Dr. Bernstein is currently the Bingham Chair in Gastroenterology Research, the Section Head of Gastroenterology at the University of Manitoba, and Director of the University of Manitoba Inflammatory Bowel Disease Clinical and Research Centre, which he had led since 1994. This Centre has allowed for some of the most thorough population studies ever done in this field. One major project was the Manitoba IBD Cohort Study (a CIHR funded study), which followed approximately 350 patients for 10 years and is still ongoing, providing data describing predictors of outcomes: how IBD will evolve in certain scenarios and what determines disease outcomes. Other studies have examined the effects IBD has on bones, found links between IBD and asthma, and one study has recently homed in what could be a possible IBD-causing bacterium. His students, colleagues and collaborators throughout the world respect his vast expertise. He has published extensively in well-known specialty journals and has been an invited lecturer locally, nationally and internationally.

 

Dr. Diana Brydon, department of English, film and theatre

Dr. Diana Brydon

Dr. Diana Brydon

Dr. Brydon is a Canada Research Chair in Globalization and Cultural Studies and an internationally acclaimed literary critic known for her multifaceted and groundbreaking contributions to postcolonial literary and cultural studies.

Through her research at the University of Manitoba’s Centre for Globalization and Cultural Studies, which she directs, Dr. Brydon assesses and develops ways in which research into globalization and the analysis of cultural practices can contribute to furthering trans-cultural understanding and interdisciplinary collaboration to address some of the challenges posed by globalization. Many common sense views of globalization are not supported by the evidence.

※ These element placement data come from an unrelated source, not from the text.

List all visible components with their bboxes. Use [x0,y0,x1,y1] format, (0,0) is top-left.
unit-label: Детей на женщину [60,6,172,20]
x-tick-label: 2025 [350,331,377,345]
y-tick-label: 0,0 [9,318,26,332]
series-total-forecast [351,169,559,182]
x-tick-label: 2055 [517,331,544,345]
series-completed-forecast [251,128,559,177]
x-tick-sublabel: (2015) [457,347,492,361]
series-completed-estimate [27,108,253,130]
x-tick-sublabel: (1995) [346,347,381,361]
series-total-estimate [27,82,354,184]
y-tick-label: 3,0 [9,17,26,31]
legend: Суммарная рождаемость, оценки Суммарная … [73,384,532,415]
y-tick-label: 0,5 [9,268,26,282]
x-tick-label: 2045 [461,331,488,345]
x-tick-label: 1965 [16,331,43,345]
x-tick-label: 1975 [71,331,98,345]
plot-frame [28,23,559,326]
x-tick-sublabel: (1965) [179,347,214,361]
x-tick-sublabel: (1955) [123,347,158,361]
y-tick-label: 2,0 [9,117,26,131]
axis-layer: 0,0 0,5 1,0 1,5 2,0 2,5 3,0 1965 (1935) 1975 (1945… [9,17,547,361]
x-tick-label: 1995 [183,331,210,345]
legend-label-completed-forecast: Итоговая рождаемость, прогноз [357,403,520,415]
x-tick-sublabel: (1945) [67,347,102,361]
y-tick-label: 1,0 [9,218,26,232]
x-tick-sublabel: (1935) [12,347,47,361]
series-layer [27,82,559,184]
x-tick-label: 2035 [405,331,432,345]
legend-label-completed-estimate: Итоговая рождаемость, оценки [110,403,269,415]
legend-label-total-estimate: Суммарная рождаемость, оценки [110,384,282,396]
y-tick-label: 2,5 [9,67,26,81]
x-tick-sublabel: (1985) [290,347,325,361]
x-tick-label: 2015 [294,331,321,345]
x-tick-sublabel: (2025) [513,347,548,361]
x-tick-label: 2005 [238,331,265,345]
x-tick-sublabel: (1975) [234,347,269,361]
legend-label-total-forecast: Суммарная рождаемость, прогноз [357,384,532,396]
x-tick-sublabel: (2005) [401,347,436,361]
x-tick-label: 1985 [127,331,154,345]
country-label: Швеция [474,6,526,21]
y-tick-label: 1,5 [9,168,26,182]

By drawing on humanities and social sciences methods and perspectives, Dr. Brydon examines globalization and what it means for Canadian culture and Canada’s place within a changing world system.

She has a strong record of bringing people together in collective projects that are shifting the terrain of knowledge production within interdisciplinary and transnational projects. Elected a Fellow of the Royal Society of Canada in 2008, she has published nine books, three special journal issues, 46 refereed articles, 38 book chapters, six chapters in refereed conference proceedings, and 53 book reviews. Her work has been translated into Chinese, Polish, and Portuguese.